Just as today’s VIP visitors to Israel are taken to see the Yad Vashem Holocaust Museum, so in the first decades of statehood were they ushered off to a kibbutz, especially if they were situated on the left side of the political spectrum. In 1972, for instance, at a time when many New Leftists had come to regard Israel as a present-day Sparta constantly brandishing its sword, the crowned prophet of the student revolution, Herbert Marcuse, visited Israel for the first time. His hosts took him to Kibbutz Hulda, where he was shown around by Amos Oz, who later gratefully quoted him as saying: “Yours is the only socialist experiment that has not spilt blood and so far has not turned bourgeois.”

Overseas visitors lent the kibbutz movement the endorsement it so desperately craved. Nobody else on the Israeli scene seems to have been quite so much in need of constant confirmation from society at large or quite so sensitive to criticism. This vulnerability stemmed from the fact that kibbutz members, even in the 1960s and 1970s, were not content to live a life of pleasant, everyday routine. Since the first decade of the century, they had struggled to bring into existence an altogether new type of society, one that would both establish real equality and imbue ordinary life with special significance. At a time when the descent of the Soviet experiment into the worst sort of tyranny had made the utopian idea appear bankrupt, their achievements continued to hold out the hope that a radical social transformation was within the realm of possibility. But while the kibbutz managed for a long time to present an alternative lifestyle to idealistic young people, it did so with increasing difficulty and growing self-doubt. Indeed, from the day the State of Israel was born in 1948, a sense of crisis was the kibbutz’s constant companion.
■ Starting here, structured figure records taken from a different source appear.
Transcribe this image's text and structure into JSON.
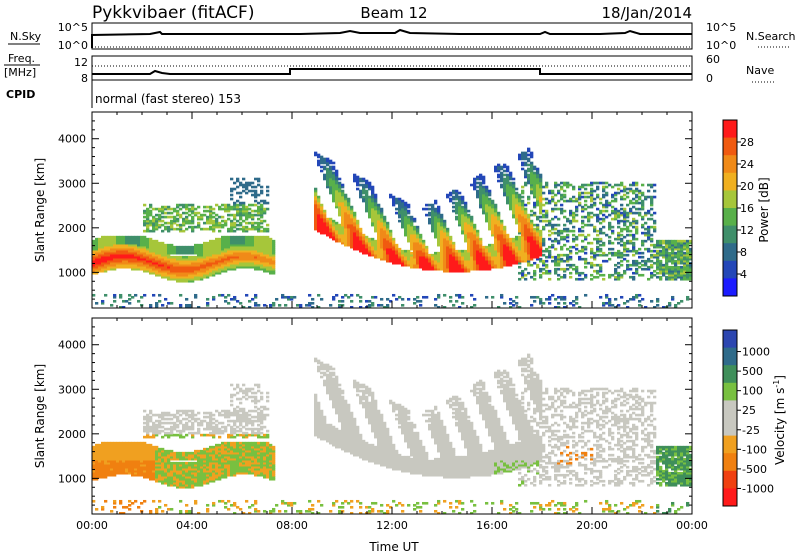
{
  "header": {
    "station": "Pykkvibaer (fitACF)",
    "beam": "Beam 12",
    "date": "18/Jan/2014"
  },
  "top_panels": {
    "noise": {
      "left_label": "N.Sky",
      "right_label": "N.Search",
      "tick_top": "10^5",
      "tick_bottom": "10^0",
      "right_tick_top": "10^5",
      "right_tick_bottom": "10^0"
    },
    "freq": {
      "left_label_line1": "Freq.",
      "left_label_line2": "[MHz]",
      "tick_top": "12",
      "tick_bottom": "8",
      "right_label": "Nave",
      "right_tick_top": "60",
      "right_tick_bottom": "0"
    },
    "cpid": {
      "label": "CPID",
      "text": "normal (fast stereo) 153"
    }
  },
  "colors": {
    "power": [
      "#1c1cff",
      "#2347b8",
      "#2f6b8a",
      "#3f8f6a",
      "#58b04a",
      "#a6c63a",
      "#f0b020",
      "#f08a18",
      "#f05a10",
      "#ff1a1a"
    ],
    "velocity": [
      "#2c46b0",
      "#2f6b8a",
      "#3f8f5a",
      "#78c040",
      "#c8c8c0",
      "#c8c8c0",
      "#f0a020",
      "#f08010",
      "#f04010",
      "#ff1a1a"
    ]
  },
  "chart_data": [
    {
      "type": "heatmap",
      "name": "power",
      "ylabel": "Slant Range [km]",
      "xlabel": "Time UT",
      "x_ticks": [
        "00:00",
        "04:00",
        "08:00",
        "12:00",
        "16:00",
        "20:00",
        "00:00"
      ],
      "y_ticks": [
        "1000",
        "2000",
        "3000",
        "4000"
      ],
      "ylim": [
        200,
        4600
      ],
      "colorbar_label": "Power [dB]",
      "colorbar_ticks": [
        "4",
        "8",
        "12",
        "16",
        "20",
        "24",
        "28"
      ]
    },
    {
      "type": "heatmap",
      "name": "velocity",
      "ylabel": "Slant Range [km]",
      "xlabel": "Time UT",
      "x_ticks": [
        "00:00",
        "04:00",
        "08:00",
        "12:00",
        "16:00",
        "20:00",
        "00:00"
      ],
      "y_ticks": [
        "1000",
        "2000",
        "3000",
        "4000"
      ],
      "ylim": [
        200,
        4600
      ],
      "colorbar_label": "Velocity [m s-1]",
      "colorbar_ticks": [
        "1000",
        "500",
        "100",
        "25",
        "-25",
        "-100",
        "-500",
        "-1000"
      ]
    }
  ],
  "axis": {
    "x_title": "Time UT"
  }
}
A century after the creation of the first kibbutz, more than sixty years since the establishment of the State of Israel, and nearly forty years since Marcuse’s visit to Hulda, the kibbutz movement still has question marks hanging over it. To what extent has its heroic attempt to create a small-scale utopia through education and socialization stood the test of reality? Can one still say of the kibbutz, as Martin Buber once did, that it is an “experiment that didn’t fail”? To address these questions, one must first take a close look at the impact of larger political and social developments on the kibbutz from 1948 to the present.